The convict was never farther from her mind. "'Tis twenty-five years I have been in England--all of twenty-five years, Phoebe."

"Oh, God have pity on us all! Twenty-five years!" It was a cry of pain turned into words. Had she had to say what stung her most, she would probably have said the thought that Maisie might have seen her daughter's wedding, or at least the babyhood of her children. So much there was to tell!--would she live to hear it? And so much to hear!--would she live to tell it? She could not understand her sister's words that followed:--"All of twenty years alone," referring to the period since her son's transportation. It was really longer. But memory of figures is insecure in hours of trial.

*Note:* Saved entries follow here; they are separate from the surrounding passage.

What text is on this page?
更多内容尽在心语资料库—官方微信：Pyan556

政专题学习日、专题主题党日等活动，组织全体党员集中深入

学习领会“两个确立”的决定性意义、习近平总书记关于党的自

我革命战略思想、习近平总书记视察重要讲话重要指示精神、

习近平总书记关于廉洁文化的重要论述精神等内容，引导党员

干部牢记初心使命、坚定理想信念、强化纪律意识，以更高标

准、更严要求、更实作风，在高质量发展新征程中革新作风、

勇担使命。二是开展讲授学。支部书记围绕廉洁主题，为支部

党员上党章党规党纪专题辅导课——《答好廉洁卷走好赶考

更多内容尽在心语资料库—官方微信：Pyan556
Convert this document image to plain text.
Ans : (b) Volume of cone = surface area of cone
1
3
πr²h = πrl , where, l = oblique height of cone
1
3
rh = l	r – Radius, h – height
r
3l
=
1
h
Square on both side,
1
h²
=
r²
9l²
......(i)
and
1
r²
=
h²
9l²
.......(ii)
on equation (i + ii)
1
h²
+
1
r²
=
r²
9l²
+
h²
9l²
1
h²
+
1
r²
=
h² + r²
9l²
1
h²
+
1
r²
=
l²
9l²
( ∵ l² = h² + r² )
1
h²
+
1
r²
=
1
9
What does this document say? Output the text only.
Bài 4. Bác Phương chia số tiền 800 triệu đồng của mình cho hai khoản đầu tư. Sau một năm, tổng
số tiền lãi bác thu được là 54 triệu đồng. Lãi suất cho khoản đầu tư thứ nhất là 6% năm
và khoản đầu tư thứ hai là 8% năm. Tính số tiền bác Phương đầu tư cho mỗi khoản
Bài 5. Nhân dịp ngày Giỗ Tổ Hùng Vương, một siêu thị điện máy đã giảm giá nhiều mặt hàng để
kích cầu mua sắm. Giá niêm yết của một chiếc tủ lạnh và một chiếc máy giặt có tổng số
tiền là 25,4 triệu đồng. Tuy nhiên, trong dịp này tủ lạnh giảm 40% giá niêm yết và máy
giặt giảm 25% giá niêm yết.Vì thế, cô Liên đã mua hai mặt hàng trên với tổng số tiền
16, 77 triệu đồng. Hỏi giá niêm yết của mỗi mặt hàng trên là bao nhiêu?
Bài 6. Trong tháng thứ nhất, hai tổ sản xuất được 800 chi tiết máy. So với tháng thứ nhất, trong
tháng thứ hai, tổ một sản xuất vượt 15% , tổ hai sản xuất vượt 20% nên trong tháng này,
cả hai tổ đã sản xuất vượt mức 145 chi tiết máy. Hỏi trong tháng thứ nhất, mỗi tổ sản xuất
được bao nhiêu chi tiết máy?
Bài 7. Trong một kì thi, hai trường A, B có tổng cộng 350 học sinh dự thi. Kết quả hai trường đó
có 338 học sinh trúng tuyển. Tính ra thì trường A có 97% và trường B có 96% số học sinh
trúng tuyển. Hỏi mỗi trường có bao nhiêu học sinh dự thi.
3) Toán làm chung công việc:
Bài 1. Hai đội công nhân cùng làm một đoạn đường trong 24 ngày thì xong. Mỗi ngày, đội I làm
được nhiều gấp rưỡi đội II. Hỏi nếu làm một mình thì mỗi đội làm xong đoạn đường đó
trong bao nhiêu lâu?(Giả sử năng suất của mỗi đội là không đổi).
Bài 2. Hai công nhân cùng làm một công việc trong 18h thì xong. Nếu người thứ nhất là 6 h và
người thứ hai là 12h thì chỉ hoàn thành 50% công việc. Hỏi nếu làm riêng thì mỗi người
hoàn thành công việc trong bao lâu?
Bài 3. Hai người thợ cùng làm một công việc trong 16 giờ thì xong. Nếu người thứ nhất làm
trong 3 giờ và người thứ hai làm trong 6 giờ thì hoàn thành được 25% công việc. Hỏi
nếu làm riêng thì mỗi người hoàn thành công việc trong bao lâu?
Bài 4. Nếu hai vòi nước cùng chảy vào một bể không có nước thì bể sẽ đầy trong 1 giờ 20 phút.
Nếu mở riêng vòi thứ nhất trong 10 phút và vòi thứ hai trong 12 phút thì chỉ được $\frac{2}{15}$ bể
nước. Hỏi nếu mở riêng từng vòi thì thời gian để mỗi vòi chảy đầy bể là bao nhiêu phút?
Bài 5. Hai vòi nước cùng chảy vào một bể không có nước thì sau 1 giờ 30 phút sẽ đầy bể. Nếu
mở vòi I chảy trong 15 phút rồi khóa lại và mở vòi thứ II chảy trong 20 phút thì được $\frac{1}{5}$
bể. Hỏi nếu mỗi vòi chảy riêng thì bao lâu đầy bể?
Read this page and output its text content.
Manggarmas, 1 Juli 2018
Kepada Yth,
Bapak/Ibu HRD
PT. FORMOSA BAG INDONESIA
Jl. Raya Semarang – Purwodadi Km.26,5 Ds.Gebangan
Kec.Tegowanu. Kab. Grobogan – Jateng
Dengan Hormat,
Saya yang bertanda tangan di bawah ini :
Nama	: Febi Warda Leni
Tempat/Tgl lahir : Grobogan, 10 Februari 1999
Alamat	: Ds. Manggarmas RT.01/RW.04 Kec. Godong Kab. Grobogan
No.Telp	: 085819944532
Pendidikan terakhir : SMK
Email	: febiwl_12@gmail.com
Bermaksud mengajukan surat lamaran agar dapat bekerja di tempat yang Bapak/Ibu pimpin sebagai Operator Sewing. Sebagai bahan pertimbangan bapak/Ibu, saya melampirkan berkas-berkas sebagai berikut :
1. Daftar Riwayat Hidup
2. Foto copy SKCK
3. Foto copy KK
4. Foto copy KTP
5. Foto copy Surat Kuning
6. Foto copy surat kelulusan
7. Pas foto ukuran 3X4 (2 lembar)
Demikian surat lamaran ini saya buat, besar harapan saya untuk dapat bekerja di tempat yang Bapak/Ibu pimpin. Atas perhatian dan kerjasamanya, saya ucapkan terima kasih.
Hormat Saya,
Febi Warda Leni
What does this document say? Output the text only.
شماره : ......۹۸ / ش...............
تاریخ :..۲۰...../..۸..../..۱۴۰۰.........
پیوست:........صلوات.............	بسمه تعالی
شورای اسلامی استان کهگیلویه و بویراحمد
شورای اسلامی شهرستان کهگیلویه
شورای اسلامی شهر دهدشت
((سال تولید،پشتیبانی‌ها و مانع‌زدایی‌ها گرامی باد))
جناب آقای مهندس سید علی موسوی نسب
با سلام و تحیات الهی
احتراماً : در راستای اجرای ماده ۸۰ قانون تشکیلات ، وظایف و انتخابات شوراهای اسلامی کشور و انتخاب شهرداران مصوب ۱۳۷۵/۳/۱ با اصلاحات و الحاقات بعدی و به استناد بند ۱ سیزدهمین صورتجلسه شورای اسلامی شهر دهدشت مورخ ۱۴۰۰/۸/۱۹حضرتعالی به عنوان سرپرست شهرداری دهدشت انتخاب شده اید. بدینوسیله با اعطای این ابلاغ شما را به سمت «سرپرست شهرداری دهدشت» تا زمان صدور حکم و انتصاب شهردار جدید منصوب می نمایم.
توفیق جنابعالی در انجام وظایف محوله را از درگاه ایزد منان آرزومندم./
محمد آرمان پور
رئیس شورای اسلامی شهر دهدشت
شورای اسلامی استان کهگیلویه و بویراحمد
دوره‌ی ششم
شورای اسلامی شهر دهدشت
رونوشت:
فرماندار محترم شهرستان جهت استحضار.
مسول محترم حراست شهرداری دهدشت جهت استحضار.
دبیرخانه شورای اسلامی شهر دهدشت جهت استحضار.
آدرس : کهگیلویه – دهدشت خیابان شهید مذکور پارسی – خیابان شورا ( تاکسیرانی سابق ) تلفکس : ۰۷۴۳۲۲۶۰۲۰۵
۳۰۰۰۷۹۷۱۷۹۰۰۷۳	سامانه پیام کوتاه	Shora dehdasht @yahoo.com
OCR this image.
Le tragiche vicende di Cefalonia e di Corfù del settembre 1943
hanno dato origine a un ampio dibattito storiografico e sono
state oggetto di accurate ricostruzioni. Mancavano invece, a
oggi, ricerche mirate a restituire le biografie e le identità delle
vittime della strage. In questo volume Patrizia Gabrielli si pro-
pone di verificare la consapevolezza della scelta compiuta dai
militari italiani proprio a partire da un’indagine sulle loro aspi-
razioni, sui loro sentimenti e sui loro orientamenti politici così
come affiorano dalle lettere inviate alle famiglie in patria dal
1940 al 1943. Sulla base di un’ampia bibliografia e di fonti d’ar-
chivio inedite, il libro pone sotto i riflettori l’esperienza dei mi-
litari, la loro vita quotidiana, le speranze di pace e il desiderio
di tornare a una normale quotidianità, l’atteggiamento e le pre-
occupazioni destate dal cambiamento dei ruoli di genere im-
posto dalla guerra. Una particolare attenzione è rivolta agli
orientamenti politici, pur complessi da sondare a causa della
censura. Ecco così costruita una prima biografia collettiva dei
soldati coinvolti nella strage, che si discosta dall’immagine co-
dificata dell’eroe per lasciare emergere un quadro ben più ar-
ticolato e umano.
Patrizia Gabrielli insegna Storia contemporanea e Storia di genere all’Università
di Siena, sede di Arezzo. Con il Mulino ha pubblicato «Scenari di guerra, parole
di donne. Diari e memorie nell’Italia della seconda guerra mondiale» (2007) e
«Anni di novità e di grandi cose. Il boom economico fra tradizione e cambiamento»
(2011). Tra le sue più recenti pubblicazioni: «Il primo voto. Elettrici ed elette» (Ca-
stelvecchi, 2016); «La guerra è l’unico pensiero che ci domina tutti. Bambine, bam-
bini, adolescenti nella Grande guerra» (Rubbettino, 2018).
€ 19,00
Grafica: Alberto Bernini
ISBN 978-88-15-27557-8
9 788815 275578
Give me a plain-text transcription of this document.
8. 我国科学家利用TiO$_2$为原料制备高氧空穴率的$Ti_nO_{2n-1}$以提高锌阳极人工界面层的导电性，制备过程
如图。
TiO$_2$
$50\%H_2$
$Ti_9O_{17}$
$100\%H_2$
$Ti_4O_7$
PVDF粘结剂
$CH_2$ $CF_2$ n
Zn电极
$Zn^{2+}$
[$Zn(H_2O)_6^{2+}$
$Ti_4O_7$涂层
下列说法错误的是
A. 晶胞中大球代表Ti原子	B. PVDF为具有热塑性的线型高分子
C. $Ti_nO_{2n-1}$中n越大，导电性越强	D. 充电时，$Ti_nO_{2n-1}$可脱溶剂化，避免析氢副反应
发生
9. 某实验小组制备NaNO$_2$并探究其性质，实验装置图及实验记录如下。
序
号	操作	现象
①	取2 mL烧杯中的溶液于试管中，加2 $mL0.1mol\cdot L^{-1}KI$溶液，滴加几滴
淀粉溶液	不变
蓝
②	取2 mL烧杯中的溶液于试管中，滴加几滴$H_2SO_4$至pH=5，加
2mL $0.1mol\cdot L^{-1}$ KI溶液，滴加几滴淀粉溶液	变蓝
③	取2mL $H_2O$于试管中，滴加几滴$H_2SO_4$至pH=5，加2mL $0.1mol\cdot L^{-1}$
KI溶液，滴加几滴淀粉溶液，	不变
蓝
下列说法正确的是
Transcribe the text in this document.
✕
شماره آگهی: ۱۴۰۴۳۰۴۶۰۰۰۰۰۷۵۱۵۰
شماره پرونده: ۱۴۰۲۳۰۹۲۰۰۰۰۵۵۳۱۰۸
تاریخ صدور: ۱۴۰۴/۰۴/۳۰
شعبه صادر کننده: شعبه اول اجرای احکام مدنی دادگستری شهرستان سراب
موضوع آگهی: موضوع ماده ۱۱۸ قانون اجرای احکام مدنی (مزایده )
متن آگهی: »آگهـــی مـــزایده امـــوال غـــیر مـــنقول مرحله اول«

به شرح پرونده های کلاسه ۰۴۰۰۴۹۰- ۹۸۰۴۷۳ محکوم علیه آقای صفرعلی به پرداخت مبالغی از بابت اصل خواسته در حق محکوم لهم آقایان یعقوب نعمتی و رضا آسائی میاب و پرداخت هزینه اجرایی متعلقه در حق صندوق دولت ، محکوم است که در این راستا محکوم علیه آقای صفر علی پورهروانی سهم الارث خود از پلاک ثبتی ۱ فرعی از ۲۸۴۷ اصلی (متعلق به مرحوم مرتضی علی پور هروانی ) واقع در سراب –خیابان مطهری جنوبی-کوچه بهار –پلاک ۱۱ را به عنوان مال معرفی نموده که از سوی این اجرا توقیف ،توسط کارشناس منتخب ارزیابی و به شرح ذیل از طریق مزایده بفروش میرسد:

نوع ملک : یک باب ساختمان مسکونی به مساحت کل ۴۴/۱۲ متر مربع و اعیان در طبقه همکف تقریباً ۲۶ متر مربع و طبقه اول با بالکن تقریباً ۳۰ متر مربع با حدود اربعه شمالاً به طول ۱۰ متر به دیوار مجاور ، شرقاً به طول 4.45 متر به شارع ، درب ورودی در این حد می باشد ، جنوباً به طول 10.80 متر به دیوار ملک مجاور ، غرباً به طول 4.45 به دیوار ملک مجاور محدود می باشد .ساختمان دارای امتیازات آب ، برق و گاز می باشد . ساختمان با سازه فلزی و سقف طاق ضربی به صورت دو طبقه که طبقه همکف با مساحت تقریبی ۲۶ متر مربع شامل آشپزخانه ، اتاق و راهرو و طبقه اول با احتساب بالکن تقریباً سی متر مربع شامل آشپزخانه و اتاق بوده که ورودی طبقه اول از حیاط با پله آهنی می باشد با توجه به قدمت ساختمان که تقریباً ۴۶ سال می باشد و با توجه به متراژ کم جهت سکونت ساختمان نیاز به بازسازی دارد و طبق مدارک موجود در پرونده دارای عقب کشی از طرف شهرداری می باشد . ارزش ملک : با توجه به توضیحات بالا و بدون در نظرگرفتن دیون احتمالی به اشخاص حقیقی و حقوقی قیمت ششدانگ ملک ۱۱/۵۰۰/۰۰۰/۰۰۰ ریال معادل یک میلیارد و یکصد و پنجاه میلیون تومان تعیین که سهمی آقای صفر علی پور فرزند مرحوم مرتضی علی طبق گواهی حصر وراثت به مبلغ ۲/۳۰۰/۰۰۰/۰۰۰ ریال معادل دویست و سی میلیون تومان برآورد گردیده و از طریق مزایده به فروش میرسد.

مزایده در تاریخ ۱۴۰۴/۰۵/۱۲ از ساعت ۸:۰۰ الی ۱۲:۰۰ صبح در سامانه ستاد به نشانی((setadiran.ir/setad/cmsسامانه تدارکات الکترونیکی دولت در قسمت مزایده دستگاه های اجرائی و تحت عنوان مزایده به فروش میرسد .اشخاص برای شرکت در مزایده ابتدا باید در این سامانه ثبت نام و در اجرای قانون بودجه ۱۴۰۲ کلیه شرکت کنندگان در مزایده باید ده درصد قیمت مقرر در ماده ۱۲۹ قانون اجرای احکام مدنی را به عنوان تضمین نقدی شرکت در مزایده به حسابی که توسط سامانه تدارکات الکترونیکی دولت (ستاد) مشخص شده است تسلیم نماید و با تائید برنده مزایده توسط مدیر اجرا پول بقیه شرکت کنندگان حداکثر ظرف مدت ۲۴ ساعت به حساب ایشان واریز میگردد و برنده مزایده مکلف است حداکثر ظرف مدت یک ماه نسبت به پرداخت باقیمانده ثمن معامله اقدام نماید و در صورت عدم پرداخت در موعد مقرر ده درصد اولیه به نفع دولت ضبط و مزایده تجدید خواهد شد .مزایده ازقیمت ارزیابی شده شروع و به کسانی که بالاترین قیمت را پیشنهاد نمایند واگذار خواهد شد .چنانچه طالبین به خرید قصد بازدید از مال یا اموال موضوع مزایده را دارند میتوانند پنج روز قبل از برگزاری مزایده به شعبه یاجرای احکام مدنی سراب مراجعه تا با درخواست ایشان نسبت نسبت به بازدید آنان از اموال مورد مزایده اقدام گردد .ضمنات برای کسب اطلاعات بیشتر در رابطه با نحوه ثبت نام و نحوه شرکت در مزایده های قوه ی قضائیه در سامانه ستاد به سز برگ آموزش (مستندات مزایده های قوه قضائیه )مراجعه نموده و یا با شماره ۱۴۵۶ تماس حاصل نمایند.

Maisie continued:--"When I came back, I went straight to our old home, long ago--to Darenth Mill, to hear what I might, and old Keturah was dead, and her husband was dead, and ne'er a soul knew aught to tell me.

And there was father's grave in the churchyard, and no other. So what could I think but what the letter said, that all were drowned in the cruel sea, your husband Nicholas, and my little one, all three?"